柔らかな空気が流れたところで、梨子が「あ、そうだ」と呟く。
「そろそろ相談しようと思ってたんだ」
「あん? 何だよ?」
「いやー、ひょっとしたら怒るかもしれないんだけど。この一年間、何も来ることがなかったから、セーフってことでいいんじゃないかって」
「……何だ、その不穏な発言は。気になるから早く言え」
「分かった。じゃあ……はい、これ」
そう言って梨子は何もない場所から、いつの間にか二振りの剣を取りだし握っていた。
見覚えがある。感覚が共鳴する。白く輝く精緻な剣。間違いなく自分たちの神剣だ。
「お、まっ、何でここに……!?」
驚愕に包まれる進也へ、梨子はいたずらっぽく笑いながら答える。
「いやだなあ、ボクの神剣の能力、忘れたの? 封印されたフリして持ってきた」
悪びれなく言い切る梨子に対し、進也は開いた口が塞がらなかった。
「念のため言っておくけど、ちゃんと許可はもらってるよ。トウダイさん曰く、『ダフニを倒した彼の存在は次の段階に至っている。頃合いを見て渡してくれ』って。それまではボクが隠しといてって」
「……あの野郎、殺す。つーか、どうすんだよ。持ち込んだところで何すんだ」
「そうだねえ。どっかに、遊びに行く? 別にこの世界じゃなくてもいいけど」
あっけらかんと告げる梨子に対し、進也は顔を手で覆う。体が小刻みに震える。
「……えーっと、進也、もしかして怒ってる? そ、そうか、そうだよね。ごめん、ボク――」
「あははははっ!」
堪え切れず、進也は爆笑した。それを見て、今度は梨子の方が呆気に取られた。
命を相争って、世界に変革をもたらし、女神さえ討ち果たした武器。こいつに散々振り回された。とある少女にとっては、魔王への覚醒のきっかけともなった代物でもある。
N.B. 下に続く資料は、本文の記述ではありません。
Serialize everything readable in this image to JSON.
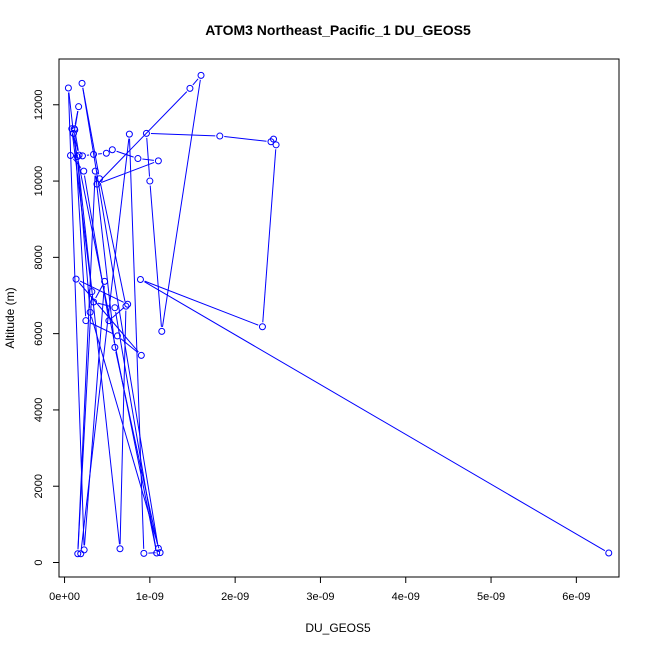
{
  "chart_data": {
    "type": "line",
    "title": "ATOM3 Northeast_Pacific_1 DU_GEOS5",
    "xlabel": "DU_GEOS5",
    "ylabel": "Altitude (m)",
    "xlim": [
      -6.5e-11,
      6.5e-09
    ],
    "ylim": [
      -380,
      13200
    ],
    "xticks": [
      0,
      1e-09,
      2e-09,
      3e-09,
      4e-09,
      5e-09,
      6e-09
    ],
    "xtick_labels": [
      "0e+00",
      "1e-09",
      "2e-09",
      "3e-09",
      "4e-09",
      "5e-09",
      "6e-09"
    ],
    "yticks": [
      0,
      2000,
      4000,
      6000,
      8000,
      10000,
      12000
    ],
    "ytick_labels": [
      "0",
      "2000",
      "4000",
      "6000",
      "8000",
      "10000",
      "12000"
    ],
    "grid": false,
    "color": "#0000ff",
    "series": [
      {
        "x": [
          6.38e-09,
          8.9e-10,
          2.32e-09,
          2.48e-09,
          2.45e-09,
          2.42e-09,
          1.82e-09,
          9.6e-10,
          1e-09,
          1.14e-09,
          1.6e-09,
          1.47e-09,
          3.8e-10,
          1.1e-09,
          8.6e-10,
          5.6e-10,
          4.9e-10,
          3.4e-10,
          2.1e-10,
          7e-11,
          2.25e-10,
          5.2e-10,
          7.4e-10,
          1.35e-10,
          9e-10,
          6.2e-10,
          2.5e-10,
          1.15e-10,
          1.65e-10,
          1.2e-10,
          1.7e-10,
          1.05e-10,
          4.5e-11,
          2.3e-10,
          4.7e-10,
          3.4e-10,
          5.9e-10,
          1.08e-09,
          8.5e-11,
          3.2e-10,
          1.55e-10,
          3.6e-10,
          5.9e-10,
          1.1e-09,
          2.05e-10,
          4.1e-10,
          7.2e-10,
          6.5e-10,
          1.5e-10,
          3e-10,
          1.12e-09,
          9.3e-10,
          7.6e-10,
          1.9e-10
        ],
        "y": [
          250,
          7420,
          6180,
          10950,
          11100,
          11030,
          11180,
          11250,
          10000,
          6060,
          12770,
          12430,
          9920,
          10530,
          10590,
          10820,
          10730,
          10700,
          10660,
          10670,
          10260,
          6340,
          6770,
          7430,
          5430,
          5940,
          6340,
          11370,
          11950,
          11340,
          10680,
          11250,
          12440,
          330,
          7370,
          6830,
          6680,
          250,
          11370,
          7100,
          230,
          10260,
          5640,
          370,
          12560,
          10060,
          6720,
          360,
          10640,
          6560,
          260,
          240,
          11230,
          230
        ]
      }
    ]
  }
}
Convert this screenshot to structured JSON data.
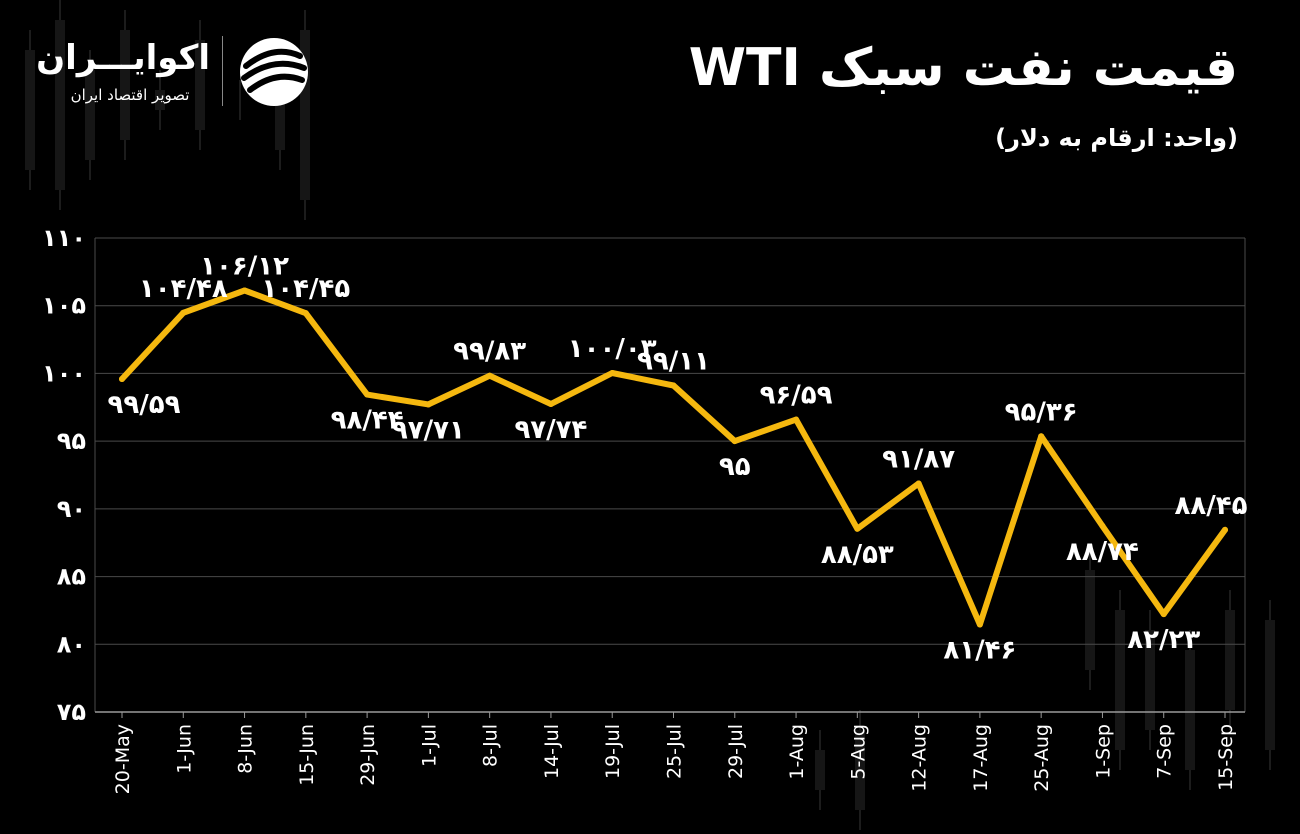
{
  "header": {
    "title": "قیمت نفت سبک WTI",
    "unit_note": "(واحد: ارقام به دلار)"
  },
  "logo": {
    "name": "اکوایـــران",
    "tagline": "تصویر اقتصاد ایران",
    "mark_icon": "ecoiran-swoosh-icon"
  },
  "colors": {
    "background": "#000000",
    "line": "#F5B80F",
    "grid": "#4a4a4a",
    "text": "#ffffff"
  },
  "chart_data": {
    "type": "line",
    "x": [
      "20-May",
      "1-Jun",
      "8-Jun",
      "15-Jun",
      "29-Jun",
      "1-Jul",
      "8-Jul",
      "14-Jul",
      "19-Jul",
      "25-Jul",
      "29-Jul",
      "1-Aug",
      "5-Aug",
      "12-Aug",
      "17-Aug",
      "25-Aug",
      "1-Sep",
      "7-Sep",
      "15-Sep"
    ],
    "values": [
      99.59,
      104.48,
      106.12,
      104.45,
      98.44,
      97.71,
      99.83,
      97.74,
      100.03,
      99.11,
      95,
      96.59,
      88.53,
      91.87,
      81.46,
      95.36,
      88.74,
      82.23,
      88.45
    ],
    "data_labels": [
      "۹۹/۵۹",
      "۱۰۴/۴۸",
      "۱۰۶/۱۲",
      "۱۰۴/۴۵",
      "۹۸/۴۴",
      "۹۷/۷۱",
      "۹۹/۸۳",
      "۹۷/۷۴",
      "۱۰۰/۰۳",
      "۹۹/۱۱",
      "۹۵",
      "۹۶/۵۹",
      "۸۸/۵۳",
      "۹۱/۸۷",
      "۸۱/۴۶",
      "۹۵/۳۶",
      "۸۸/۷۴",
      "۸۲/۲۳",
      "۸۸/۴۵"
    ],
    "label_pos": [
      "below",
      "above",
      "above",
      "above",
      "below",
      "below",
      "above",
      "below",
      "above",
      "above",
      "below",
      "above",
      "below",
      "above",
      "below",
      "above",
      "below",
      "below",
      "above"
    ],
    "ylim": [
      75,
      110
    ],
    "yticks": [
      75,
      80,
      85,
      90,
      95,
      100,
      105,
      110
    ],
    "ytick_labels": [
      "۷۵",
      "۸۰",
      "۸۵",
      "۹۰",
      "۹۵",
      "۱۰۰",
      "۱۰۵",
      "۱۱۰"
    ],
    "grid": true,
    "title": "قیمت نفت سبک WTI",
    "xlabel": "",
    "ylabel": ""
  }
}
そんな神剣を前に、言うに事欠いて告げられたのが、これを持って遊びに行く、である。学校の誰かに聞かせれば、それこそ怒り心頭には違いない。進也でさえ、多少は不謹慎という気持ちが湧く。
しかしそれを差し引いても、笑いがこみ上げられずにはいられなかった。
とりあえず、トウダイは後でぶん殴ることに決めた。
「ああ、くっだらねえ――やっぱお前、最高だわ、梨子」
「えっ、う、うんっ」
梨子は、何を喜ばれたのかはあまり理解していないようだが、とにかく進也が楽しげにしているのを見て満足していた。
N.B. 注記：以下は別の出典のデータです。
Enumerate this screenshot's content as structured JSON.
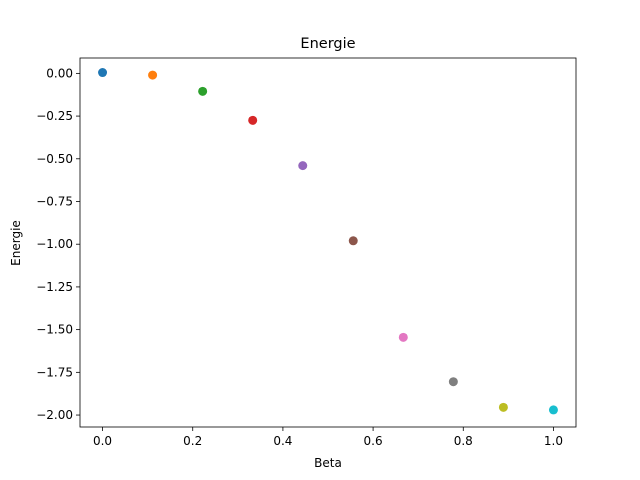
{
  "chart_data": {
    "type": "scatter",
    "title": "Energie",
    "xlabel": "Beta",
    "ylabel": "Energie",
    "xlim": [
      -0.05,
      1.05
    ],
    "ylim": [
      -2.07,
      0.09
    ],
    "xticks": [
      0.0,
      0.2,
      0.4,
      0.6,
      0.8,
      1.0
    ],
    "xtick_labels": [
      "0.0",
      "0.2",
      "0.4",
      "0.6",
      "0.8",
      "1.0"
    ],
    "yticks": [
      0.0,
      -0.25,
      -0.5,
      -0.75,
      -1.0,
      -1.25,
      -1.5,
      -1.75,
      -2.0
    ],
    "ytick_labels": [
      "0.00",
      "−0.25",
      "−0.50",
      "−0.75",
      "−1.00",
      "−1.25",
      "−1.50",
      "−1.75",
      "−2.00"
    ],
    "grid": false,
    "points": [
      {
        "x": 0.0,
        "y": 0.005,
        "color": "#1f77b4"
      },
      {
        "x": 0.111,
        "y": -0.01,
        "color": "#ff7f0e"
      },
      {
        "x": 0.222,
        "y": -0.105,
        "color": "#2ca02c"
      },
      {
        "x": 0.333,
        "y": -0.275,
        "color": "#d62728"
      },
      {
        "x": 0.444,
        "y": -0.54,
        "color": "#9467bd"
      },
      {
        "x": 0.556,
        "y": -0.98,
        "color": "#8c564b"
      },
      {
        "x": 0.667,
        "y": -1.545,
        "color": "#e377c2"
      },
      {
        "x": 0.778,
        "y": -1.805,
        "color": "#7f7f7f"
      },
      {
        "x": 0.889,
        "y": -1.955,
        "color": "#bcbd22"
      },
      {
        "x": 1.0,
        "y": -1.97,
        "color": "#17becf"
      }
    ]
  }
}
進也は神剣を受け取る。主に呼応するように剣がひと唸りする。柄を握る感触は、相変わらず手に吸い付くように馴染んだ。
「じゃあ、休暇は終わりだ。行くか」
「うん。どこにしようか? って言っても、別世界に移動するのはトウダイさんがいなきゃ無理だけど」
「どうせそのうち呼びに来るだろ。行くんならまあ、なるべく腐った世界がいい。あの女神みてーに高みでふんぞり返ってる連中を、盤面ごとひっくり返して引きずりおろせるような所で」
「世直しでも始めるつもりかい?」
「まさか。けど、面白い連中がいたら助けてやってもいい。とにかく行ってみてからのお楽しみ――と」
「どうしたの?」
進也は、伯母以外にもうひとつ、心残りを思い出した。
「あとひとり、挨拶しなきゃいけない奴がいたから、ちょっと行ってくる」
告げて、進也は屋上の入り口に向かおうとし、その首根っこを梨子につかまれる。
「はいはい。またひとりで勝手にどこか行こうとする。悪い癖だよ」
「……あのな。余計な立ち合いはいらねーよ」
「今、授業中だよ? ボクが呼んでくる方が都合がいいと思うけど」
「……お前、俺が何するか分かってんのか?」
「そりゃ、さすがにね。大丈夫。話す時は姿は消しておくから」
「盗み聞きはするんじゃねーか……まあ、いいけどよ。聞かれて困るわけでもねーし」
言って、進也は梨子と共に屋上から階下へ向かう。
やるべきことは、終えておく。この世界から、旅立つために。